The associated automated exception-based reports were used to prioritize anomalies, and to identify top contributing signals outside of the CPP range that would have been previously ignored without this automated monitoring. The report workflow was used to identify deviations from advisory and quality limits, reducing multiple days of SME time for review to just a few hours of work.
Non-conformance investigations
Non-conformances associated with batches are another common contributor to delayed releases, with RCA and the ensuing corrective and preventive actions sometimes delaying product release by weeks or months. Investigation times can be significantly reduced by using integrated batch reports, along with advanced analytics applications and historical batch data. By automatically generating insights and removing the lengthy manual data harvesting process, this type of software empowers SMEs to rapidly identify root causes and corrective actions (Exhibit 2).
Additional sub-reports can be configured using historical data, along with multivariate and machine learning models to pinpoint factors contributing to deviations, which can then be further analyzed. This ‘one-stop-shop’ for addressing atypical events associated with integrated batch reports can greatly increase throughput by reducing overall investigation times, leading to quicker batch release times and faster product delivery to patients.
A large biopharma manufacturer needed to integrate reporting into its RCA process to investigate an in-process drug substance lot that exceeded a CPP in the production bioreactor stage. The lot showed deteriorating conditions, with subsequent lots exhibiting similar trends.
Using pre-built reports and dashboards, the manufacturer was able to rapidly investigate the problem. SMEs identified the root cause and implemented a corrective action in a matter of hours by leveraging the integrated process historian, lab and equipment data. This allowed them to correct the deteriorating behavior, preventing future losses and saving the organization over $2 million.

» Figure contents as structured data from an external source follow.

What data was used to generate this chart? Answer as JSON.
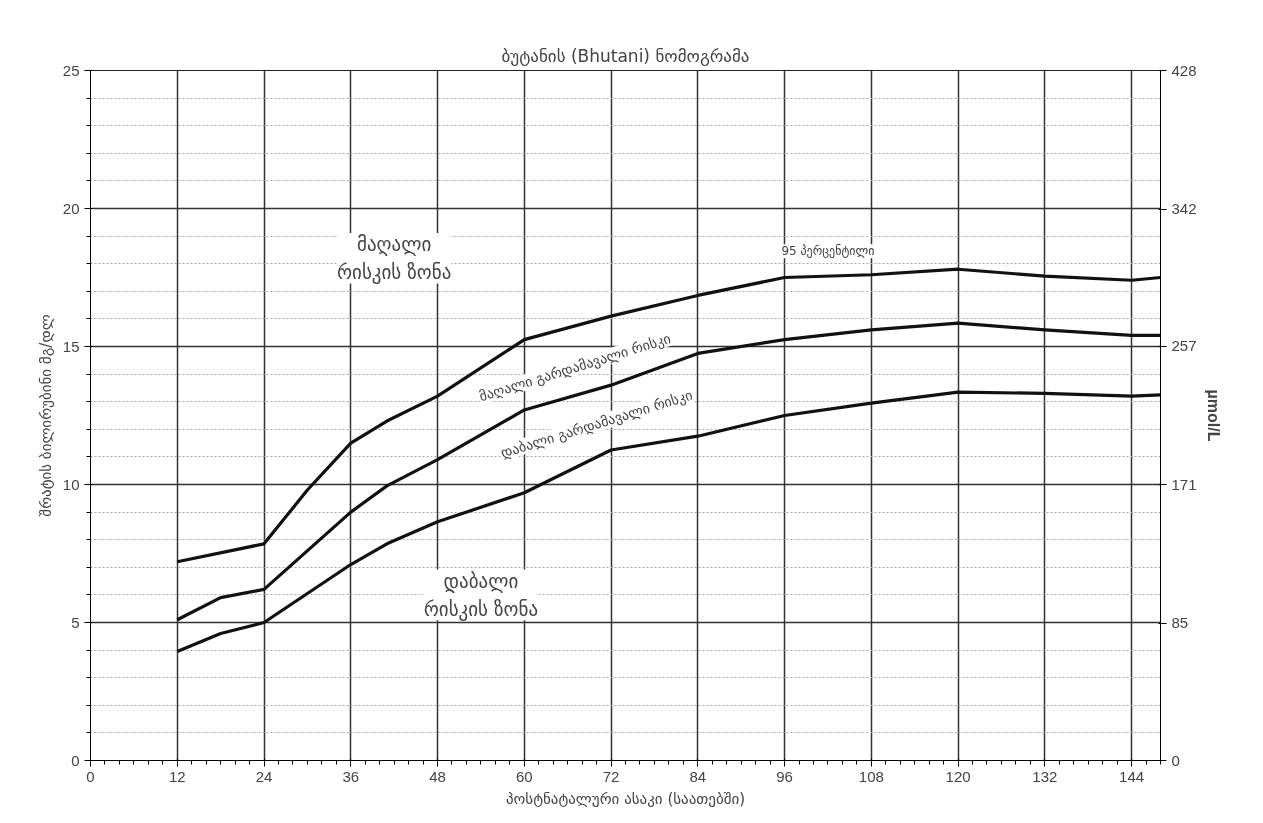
{
  "chart_data": {
    "type": "line",
    "title": "ბუტანის (Bhutani) ნომოგრამა",
    "xlabel": "პოსტნატალური ასაკი (საათებში)",
    "ylabel": "შრატის ბილირუბინი მგ/დლ",
    "y2label": "µmol/L",
    "xlim": [
      0,
      148
    ],
    "xticks": [
      0,
      12,
      24,
      36,
      48,
      60,
      72,
      84,
      96,
      108,
      120,
      132,
      144
    ],
    "ylim": [
      0,
      25
    ],
    "yticks": [
      0,
      5,
      10,
      15,
      20,
      25
    ],
    "y2lim": [
      0,
      428
    ],
    "y2ticks": [
      0,
      85,
      171,
      257,
      342,
      428
    ],
    "grid": true,
    "marker": "none",
    "line_style": "solid",
    "series": [
      {
        "color": "#111111",
        "x": [
          12,
          24,
          30,
          36,
          41,
          48,
          60,
          72,
          84,
          96,
          108,
          120,
          132,
          144,
          148
        ],
        "values": [
          7.2,
          7.85,
          9.8,
          11.5,
          12.3,
          13.2,
          15.25,
          16.1,
          16.85,
          17.5,
          17.6,
          17.8,
          17.55,
          17.4,
          17.5
        ]
      },
      {
        "color": "#111111",
        "x": [
          12,
          18,
          24,
          36,
          41,
          48,
          60,
          72,
          84,
          96,
          108,
          120,
          132,
          144,
          148
        ],
        "values": [
          5.1,
          5.9,
          6.2,
          9.0,
          9.95,
          10.9,
          12.7,
          13.6,
          14.75,
          15.25,
          15.6,
          15.85,
          15.6,
          15.4,
          15.4
        ]
      },
      {
        "color": "#111111",
        "x": [
          12,
          18,
          24,
          36,
          41,
          48,
          60,
          72,
          84,
          96,
          108,
          120,
          132,
          144,
          148
        ],
        "values": [
          3.95,
          4.6,
          5.0,
          7.1,
          7.85,
          8.65,
          9.7,
          11.25,
          11.75,
          12.5,
          12.95,
          13.35,
          13.3,
          13.2,
          13.25
        ]
      }
    ],
    "annotations": [
      "მაღალი\nრისკის ზონა",
      "მაღალი გარდამავალი რისკი",
      "დაბალი გარდამავალი რისკი",
      "დაბალი\nრისკის ზონა",
      "95 პერცენტილი"
    ]
  }
}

Ensuring efficiency and quality
Efficient batch reporting is a critical step for accelerating a batch’s time to market, and by leveraging advanced analytics applications to create integrated and automated reports, pharma manufacturers can expedite the batch record generation and review process. Efficient batch reporting also empowers pharma manufacturers to unlock the full potential of batch reports by using their data to improve process efficiency, validate quality, increase throughput, maximize profits and guarantee reliable drug delivery to patients.